Les éléments de l’Antenne régionale de la Division nationale de lutte contre le trafic de migrants (DNLT) de Ziguinchor ont démantelé un vaste réseau présumé de fraude à l’état civil. Sept individus ont été déférés, le 8 mai 2026, devant le parquet du Tribunal de grande instance de Ziguinchor pour association de malfaiteurs, faux et usage de faux en écritures publiques, complicité et obtention indue de documents administratifs.
L’affaire a débuté à la suite d’un contrôle de routine effectué au poste de Cantène. Les agents y ont intercepté une ressortissante étrangère en possession d’un extrait et d’une copie littérale d’acte de naissance provenant de la mairie de Kaour et soupçonnés d’être falsifiés. Entendue par les enquêteurs, elle a reconnu avoir obtenu ces documents contre la somme de 20 000 FCFA grâce à l’intervention d’un agent municipal de Niaguis, avec la complicité présumée du responsable de l’état civil de Kaour.

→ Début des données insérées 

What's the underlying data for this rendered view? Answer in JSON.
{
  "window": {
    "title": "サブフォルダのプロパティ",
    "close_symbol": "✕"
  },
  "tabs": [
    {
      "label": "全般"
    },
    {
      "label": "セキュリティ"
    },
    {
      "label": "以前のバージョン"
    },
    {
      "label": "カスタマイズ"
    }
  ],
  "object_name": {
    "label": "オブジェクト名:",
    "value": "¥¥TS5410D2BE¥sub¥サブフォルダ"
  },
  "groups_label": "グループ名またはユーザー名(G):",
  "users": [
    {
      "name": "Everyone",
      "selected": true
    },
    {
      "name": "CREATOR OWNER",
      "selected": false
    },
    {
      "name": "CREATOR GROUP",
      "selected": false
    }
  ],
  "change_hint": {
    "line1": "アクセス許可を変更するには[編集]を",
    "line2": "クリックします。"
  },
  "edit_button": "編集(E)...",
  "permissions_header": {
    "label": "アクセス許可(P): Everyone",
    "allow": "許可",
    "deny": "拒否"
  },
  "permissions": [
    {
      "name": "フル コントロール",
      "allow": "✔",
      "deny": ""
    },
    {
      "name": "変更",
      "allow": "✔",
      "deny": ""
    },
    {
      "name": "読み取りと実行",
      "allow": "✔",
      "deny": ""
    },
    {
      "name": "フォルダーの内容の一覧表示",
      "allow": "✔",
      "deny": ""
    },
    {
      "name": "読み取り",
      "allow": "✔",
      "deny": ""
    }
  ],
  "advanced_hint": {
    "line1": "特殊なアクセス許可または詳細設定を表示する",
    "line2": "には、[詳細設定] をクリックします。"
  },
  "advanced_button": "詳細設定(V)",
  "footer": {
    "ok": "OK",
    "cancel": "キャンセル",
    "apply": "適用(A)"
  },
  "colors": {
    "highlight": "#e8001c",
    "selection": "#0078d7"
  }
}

L’exploitation des téléphones saisis a permis aux enquêteurs de mettre au jour un réseau beaucoup plus large impliquant plusieurs officiers et agents d’état civil. Un démarcheur basé à Ziguinchor a notamment été arrêté en possession de centaines de données fictives issues des mairies de Kaour, Niaguis, Ziguinchor, Enampore et Djouloulou. Les policiers ont également découvert plusieurs certificats de nationalité et casiers judiciaires présumés falsifiés.
Selon les enquêteurs, les agents impliqués ont reconnu leur participation au système frauduleux. Les tarifs variaient entre 6 000 et 250 000 FCFA, selon l’ancienneté de l’acte demandé et le profil du bénéficiaire, principalement des ressortissants étrangers.
Les investigations ont aussi révélé des méthodes sophistiquées utilisées pour contourner la réglementation. Le réseau se servait notamment de registres parallèles, attribuait de faux numéros officiels, exploitait des espaces vacants dans les registres après leur clôture et procédait à des modifications de références afin de substituer des identités au profit de tiers.
L’enquête suit toujours son cours afin d’identifier d’éventuels autres complices.